Nubank was founded in 2013 by Cristina Junqueira, Colombian David Vélez and American Edward Wible. Based in São Paulo, it proved so disruptive that by 2018 it had easily achieved “unicorn” status; in fact, with a valuation of over $10bn, it had surpassed it tenfold.
Cristina Junqueira was born in the former coffee capital of Riberão Preto, and moved to Rio de Janeiro with her family as an infant. She received a traditional education before moving to São Paulo to study industrial engineering at the city’s prestigious university, USP. After graduating, she worked as an associate consultant at the Boston Consulting Group while completing her Masters degree in economic and financial modelling.
In 2007, Junqueira was selected for the One-Year Accelerated Programme at the Kellogg School of Management in the US. On returning to Brazil a year later, still only 24, she was immediately hired by the president of Unibanco, then the largest private banking group in the country. She was chosen to head the SME credit sector with a team of 20 — all older than she was.
The following year, Unibanco merged with Brazil’s second-largest private bank, Itaú, to form a financial giant. Junqueira’s vertiginous rise continued apace. In 2012, she was appointed portfolio manager for the Itaúcard but left, disillusioned, when her proposals for commission-free credit cards and direct communication for clients were ignored.
While contemplating her next step, she met David Vélez, who was working for American venture capital behemoth Sequoia Capital. He was increasingly frustrated by Brazil’s incompetent, over-charging banking system. He didn’t know the industry, but Junqueira did — and she shared his evaluation of it.

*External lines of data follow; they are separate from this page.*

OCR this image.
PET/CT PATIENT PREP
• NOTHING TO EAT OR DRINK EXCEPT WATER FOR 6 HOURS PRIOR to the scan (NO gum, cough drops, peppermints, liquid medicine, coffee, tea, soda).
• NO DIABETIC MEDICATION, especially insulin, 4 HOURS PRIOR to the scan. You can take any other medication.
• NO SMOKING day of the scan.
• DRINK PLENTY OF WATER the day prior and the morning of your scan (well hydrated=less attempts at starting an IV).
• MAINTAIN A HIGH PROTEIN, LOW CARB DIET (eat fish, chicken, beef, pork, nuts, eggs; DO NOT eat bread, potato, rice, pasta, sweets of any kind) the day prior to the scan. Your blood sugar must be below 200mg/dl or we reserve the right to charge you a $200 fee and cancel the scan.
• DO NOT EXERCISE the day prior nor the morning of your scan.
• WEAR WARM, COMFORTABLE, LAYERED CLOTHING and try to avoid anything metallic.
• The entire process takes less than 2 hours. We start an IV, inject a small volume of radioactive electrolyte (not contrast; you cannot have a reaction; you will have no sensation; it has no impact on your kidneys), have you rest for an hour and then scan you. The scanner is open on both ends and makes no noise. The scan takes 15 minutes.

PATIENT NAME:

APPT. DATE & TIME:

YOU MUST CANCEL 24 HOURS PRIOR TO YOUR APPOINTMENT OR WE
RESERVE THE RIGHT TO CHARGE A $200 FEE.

“I worked for the largest incumbent bank in Brazil for five years,” she told Fortune magazine, “and I was just done making rich people richer. I was trying to make a lot of changes to make consumers’ lives better, and failing miserably at it. And at some point I was like, ‘you know what? I’m done’.”
She and Vélez decided to give digital banking a shot. Her banking expertise was complemented by his experience in the world of venture capital, and the technical knowhow of third co-founder Edward Wible.

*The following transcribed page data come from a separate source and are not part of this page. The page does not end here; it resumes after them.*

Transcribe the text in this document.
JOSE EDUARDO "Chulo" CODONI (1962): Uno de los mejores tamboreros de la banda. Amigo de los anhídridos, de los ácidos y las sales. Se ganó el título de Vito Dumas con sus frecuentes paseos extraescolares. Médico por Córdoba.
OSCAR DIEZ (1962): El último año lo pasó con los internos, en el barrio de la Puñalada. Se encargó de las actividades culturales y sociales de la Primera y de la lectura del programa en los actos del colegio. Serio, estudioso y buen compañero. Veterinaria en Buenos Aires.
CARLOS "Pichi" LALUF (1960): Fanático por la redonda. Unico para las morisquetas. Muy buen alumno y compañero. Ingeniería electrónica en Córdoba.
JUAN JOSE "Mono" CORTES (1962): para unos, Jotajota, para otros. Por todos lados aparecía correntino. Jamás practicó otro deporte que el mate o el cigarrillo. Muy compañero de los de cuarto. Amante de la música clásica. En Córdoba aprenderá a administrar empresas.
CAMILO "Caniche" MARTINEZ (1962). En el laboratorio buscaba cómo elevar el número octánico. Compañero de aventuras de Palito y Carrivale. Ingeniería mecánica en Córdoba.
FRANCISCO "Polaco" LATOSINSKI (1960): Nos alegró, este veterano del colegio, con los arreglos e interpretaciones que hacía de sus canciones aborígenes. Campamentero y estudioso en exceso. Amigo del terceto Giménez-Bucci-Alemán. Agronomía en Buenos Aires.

Their series A financing round coincided with Cristina’s first pregnancy (she affectionately refers to her daughter Alice and Nubank as “twins”). In her seventh month, heavily pregnant, she travelled to California to meet putative investors. The day before giving birth, she signed a deal from her hospital bed. One day after, and she was back on the phone, apologising to contacts for any delay in getting back to them.
The founders chose the name Nubank for two reasons: firstly, “nu” sounds like “new”, but also because in Portuguese it means “nude” — and they wanted to be a transparent organisation. That, and its policy of treating customers like human beings, has proven a winning formula. The company enjoys an NPS rating of +87 (Itaú’s is +14, and considered acceptable).
Nubank is the world’s largest digital banking startup, with over 25m customers, and it recently became the world’s first and only company with a female founder to reach a valuation above $10bn. Junqueira modestly attributes this to the size of the Brazilian domestic market and the fact that there were 60m unbanked adults at the time. Inclusivity is important to Nubank, and the co-founders are justifiably proud of the fact that of the bank’s 2,600 employees, over 40 percent are women and 30 percent identify as LGBT.
By the time her second daughter, Bella, was born at the beginning of this year, Nubank was in the process of launching its first product outside Brazil: a no-fee credit card in Mexico.
The modest mother-of-two has no nanny, despite her workload, and — not yet 40 — shows the verve and vision that suggests more great things are yet to come. Citing Wonder Woman and Margaret Thatcher as inspirations, Cristina Junqueira is clear: “I want my daughters to grow up in a world where they can dream of being whoever they want to be — and you can’t dream of what you can’t see.”